L'un des aspects le plus surprenant provient de ces passages atonaux sombres à la limite d'une ambiance suspense comme dans 'Busted' ou 'Puff Bolts', dominés pas des cordes/cuivres tendus et des dissonances multiples. De toute évidence, Revell cherche à jouer sur les différentes ambiances pour créer un décalage plus fort à l'écran, et ça marche! La musique, très présente tout au long du film, crée une ambiance assez particulière, par le biais de ces jeux multiples sur diverses atmosphères. 'Lila Shaves' est repiqué quand à lui d'un passage du score de 'Bride of Chucky' de Revell, dominé par des sonorités électroniques plutôt mystérieuses et un mystérieux motif de 2 notes pour cette scène où Lila, meurtrie par le rejet de Nathan, se rase brutalement les cheveux. A noter une nouvelle pièce humoristique avec 'Puff's Education' dominé par un célesta, des cordes, des pizz sautillants et le synthé étrange. Nathan commence alors à éduquer Puff et lui apprend à contrôler ses pulsions sexuelles. Le morceau est lui aussi repris du score de 'Bride of Chucky'. On pourra peut-être critiquer ce recours à la facilité de la part du compositeur qui reprend tel quel certains passages d'un de ses scores précédents, alors qu'il aurait eu la possibilité de trouver de nouvelles idées bien plus intéressantes à la place de ces emprunts un peu faciles. Quoiqu'il en soit, cela fonctionne parfaitement à l'écran.
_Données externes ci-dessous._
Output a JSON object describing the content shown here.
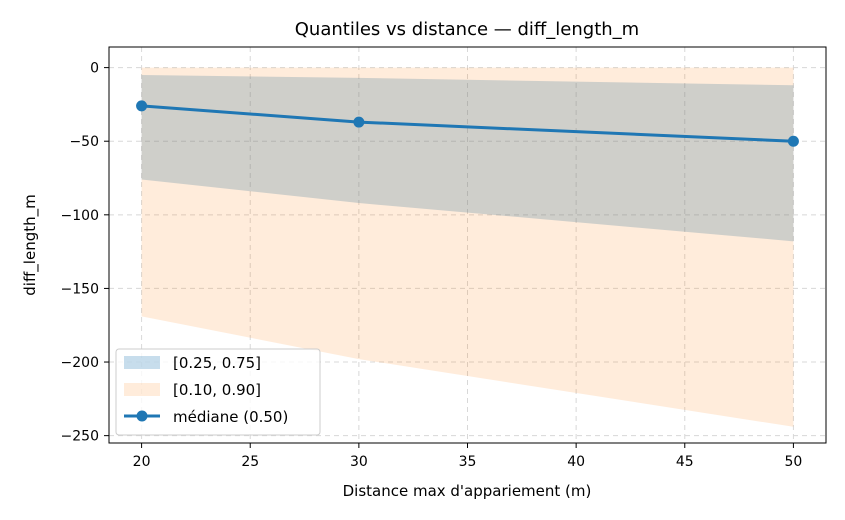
{
  "chart_data": {
    "type": "line",
    "title": "Quantiles vs distance — diff_length_m",
    "xlabel": "Distance max d'appariement (m)",
    "ylabel": "diff_length_m",
    "xlim": [
      18.5,
      51.5
    ],
    "ylim": [
      -255,
      14
    ],
    "xticks": [
      20,
      25,
      30,
      35,
      40,
      45,
      50
    ],
    "yticks": [
      0,
      -50,
      -100,
      -150,
      -200,
      -250
    ],
    "ytick_labels": [
      "0",
      "−50",
      "−100",
      "−150",
      "−200",
      "−250"
    ],
    "x": [
      20,
      30,
      50
    ],
    "grid": true,
    "legend_position": "lower-left",
    "series": [
      {
        "name": "[0.25, 0.75]",
        "kind": "band",
        "lower": [
          -76,
          -92,
          -118
        ],
        "upper": [
          -5,
          -7,
          -12
        ],
        "color": "#1f77b4",
        "opacity": 0.25
      },
      {
        "name": "[0.10, 0.90]",
        "kind": "band",
        "lower": [
          -169,
          -198,
          -244
        ],
        "upper": [
          0,
          0,
          0
        ],
        "color": "#ff7f0e",
        "opacity": 0.15
      },
      {
        "name": "médiane (0.50)",
        "kind": "line",
        "values": [
          -26,
          -37,
          -50
        ],
        "color": "#1f77b4"
      }
    ]
  }
}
A noter l'utilisation d'une valse plutôt étrange dans 'Bachelor Pad', dans la séquence où Nathan offre en cadeau un salon à Puff, pour le récompenser de ses efforts. Dominé par des vents et des cordes, la valse de 'Bachelor Pad' possède la particularité d'avoir une sonorité plutôt légèrement distordue, comme si l'enregistrement provenait d'une vieille bande usée. Cet effet sonore intéressant renforce une fois de plus le décalage de la musique à l'écran et nous prouve l'inventivité surprenante du compositeur. Avec 'Back To Nature', Lila ramène Puff dans la nature, après avoir ligoté Nathan et Gabrielle. Revell renoue ici avec son style thriller dominé par des timbales et des cordes tendues, évoquant la détermination de Lila. Revell renforce le malaise avec le sombre 'Words Are Evil', dans la scène où Puff tend le pistolet face à Nathan, puis, c'est 'I'll Turn Myself In' qui ramène la paix avec un petit thème joué par des notes cristallines et quelques cordes planantes. 'Parade' évoque avec humour la séquence finale où Puff, entièrement nu, retourne à la nature, suivi par toute une foule de journalistes curieux. Revell utilise ici une rythmique jazzy avec walking bass soutenant une partie électronique plus étrange, imposant une fois encore cette inventivité instrumentale étonnante, surtout dans le film.

'Human Nature' est loin de ressembler à ce que Graeme Revell a déjà fait jusqu'ici. Le compositeur semble avoir pris un malin plaisir à varier les ambiances décalées et à créer une ambiance ironique très particulière pour le film de Michel Gondry. Les chansons de Jean-Michel Bernard doivent aussi être mentionnées, car elles contribuent à leur tour à renforcer cette ambiance décalée si particulière dans le film. Ceci étant dit, 'Human Nature' est loin d'être ce que Graeme Revell a fait de mieux dans toute sa carrière. Passé une première écoute, on apprécie la variété d'ambiances du score (évoquant les différents protagonistes du film) et l'inventivité de certains passages, mais, hélas, le score s'oublie très rapidement par la suite, peut-être parce qu'il manque encore un petit plus pour faire de cette partition un must du genre. Ajoutons à cela le fait que le compositeur ne s'est pas gêné pour reprendre des passages de son précédent score pour 'Bride of Chucky', chose tout à fait contestable qui nous décevra quelque peu. Consolons-nous néanmoins en précisant que la partition humoristique de Revell fonctionne à merveille dans le film, et qu'elle atteint bien ses objectifs. Une petite curiosité à découvrir.